Con la pronuncia in oggetto le Sezioni Unite della Corte di Cassazione, ponendo fine a un conflitto interpretativo, hanno chiarito che, in ottemperanza al dettato letterale dell’art. 2901 c.c., ai lavori preparatori alla stesura del codice civile e alla tutele del terzo contraente, al fine di poter revocare un atto giuridico compiuto da un soggetto in data anteriore all’insorgere del proprio debito, il creditore ha l’onere di provare, non solo che l’atto da revocare sia lesivo del patrimonio del disponente (eventus damni), ma anche che quest’ultimo lo abbia compiuto col preciso intento di sottrarre il bene alla garanzia dei propri creditori in vista del debito che era prossimo ad assumere (consilium fraudis).

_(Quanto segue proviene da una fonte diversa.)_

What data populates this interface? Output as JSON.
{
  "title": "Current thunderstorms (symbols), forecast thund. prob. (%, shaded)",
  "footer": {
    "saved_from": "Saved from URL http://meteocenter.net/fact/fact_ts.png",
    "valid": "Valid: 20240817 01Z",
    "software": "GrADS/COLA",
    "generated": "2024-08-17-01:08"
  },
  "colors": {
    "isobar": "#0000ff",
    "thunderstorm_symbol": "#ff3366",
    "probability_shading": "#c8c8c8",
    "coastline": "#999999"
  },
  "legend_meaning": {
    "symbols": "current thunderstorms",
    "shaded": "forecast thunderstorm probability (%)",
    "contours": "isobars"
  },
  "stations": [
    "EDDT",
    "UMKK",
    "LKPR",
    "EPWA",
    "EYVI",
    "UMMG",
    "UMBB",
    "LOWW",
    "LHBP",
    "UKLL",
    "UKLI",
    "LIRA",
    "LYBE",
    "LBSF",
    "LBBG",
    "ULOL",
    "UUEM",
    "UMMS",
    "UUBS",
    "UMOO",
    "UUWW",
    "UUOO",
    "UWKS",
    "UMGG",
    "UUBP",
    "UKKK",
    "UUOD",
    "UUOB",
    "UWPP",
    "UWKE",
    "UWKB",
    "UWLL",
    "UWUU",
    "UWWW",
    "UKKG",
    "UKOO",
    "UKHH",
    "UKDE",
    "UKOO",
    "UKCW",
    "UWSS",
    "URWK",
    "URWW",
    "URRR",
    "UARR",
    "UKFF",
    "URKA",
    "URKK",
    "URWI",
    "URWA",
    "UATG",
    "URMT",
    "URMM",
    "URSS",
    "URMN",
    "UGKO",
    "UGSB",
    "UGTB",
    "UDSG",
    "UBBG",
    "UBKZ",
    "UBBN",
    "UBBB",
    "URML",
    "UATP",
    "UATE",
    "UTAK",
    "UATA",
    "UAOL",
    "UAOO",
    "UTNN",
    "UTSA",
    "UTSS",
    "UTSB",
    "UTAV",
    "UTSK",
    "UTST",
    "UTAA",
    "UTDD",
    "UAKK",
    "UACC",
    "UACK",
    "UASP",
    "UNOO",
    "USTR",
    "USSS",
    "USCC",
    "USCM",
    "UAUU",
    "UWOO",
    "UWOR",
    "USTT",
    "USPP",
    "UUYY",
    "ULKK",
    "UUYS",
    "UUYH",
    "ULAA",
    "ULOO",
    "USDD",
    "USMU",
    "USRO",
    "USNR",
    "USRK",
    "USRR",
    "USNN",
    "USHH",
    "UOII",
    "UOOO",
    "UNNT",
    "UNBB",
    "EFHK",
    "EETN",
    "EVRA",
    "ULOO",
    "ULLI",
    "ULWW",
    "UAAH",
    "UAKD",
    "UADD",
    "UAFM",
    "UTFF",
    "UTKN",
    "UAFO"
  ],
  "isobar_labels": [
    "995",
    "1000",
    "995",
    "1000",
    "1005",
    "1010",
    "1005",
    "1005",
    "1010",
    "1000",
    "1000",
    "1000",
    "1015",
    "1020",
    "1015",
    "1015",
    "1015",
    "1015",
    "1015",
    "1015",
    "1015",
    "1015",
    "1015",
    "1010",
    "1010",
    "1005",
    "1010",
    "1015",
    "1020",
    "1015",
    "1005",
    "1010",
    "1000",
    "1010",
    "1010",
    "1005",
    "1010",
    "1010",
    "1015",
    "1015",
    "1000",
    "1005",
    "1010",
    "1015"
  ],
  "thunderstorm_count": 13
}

Il creditore che agisce in revocatoria ordinaria deve provare che tale volontà (individuata dalla Suprema Corte come dolo specifico, mutuando la terminologia penalistica) fosse propria e comune anche del terzo acquirente, che abbia quindi cooperato, tramite la stipula dell’atto da revocare, con l’alienante intendeva a sottrarre il bene oggetto dello stesso alla garanzia del futuro creditore.
Ovviamente la prova di tale consapevolezza può essere fornita anche per testimoni e per presunzioni purchè, queste ultime, siano gravi precise e concordanti.
Qualora invece l’atto da revocare sia stato compiuto dopo l’insorgenza del credito (debito del disponente), sarà sufficiente dimostrare che questi conoscesse il pregiudizio che lo stesso arrecava alle ragioni del creditore, diminuendo la propria generica garanzia patrimoniale e che di ciò fosse consapevole il terzo (dolo generico).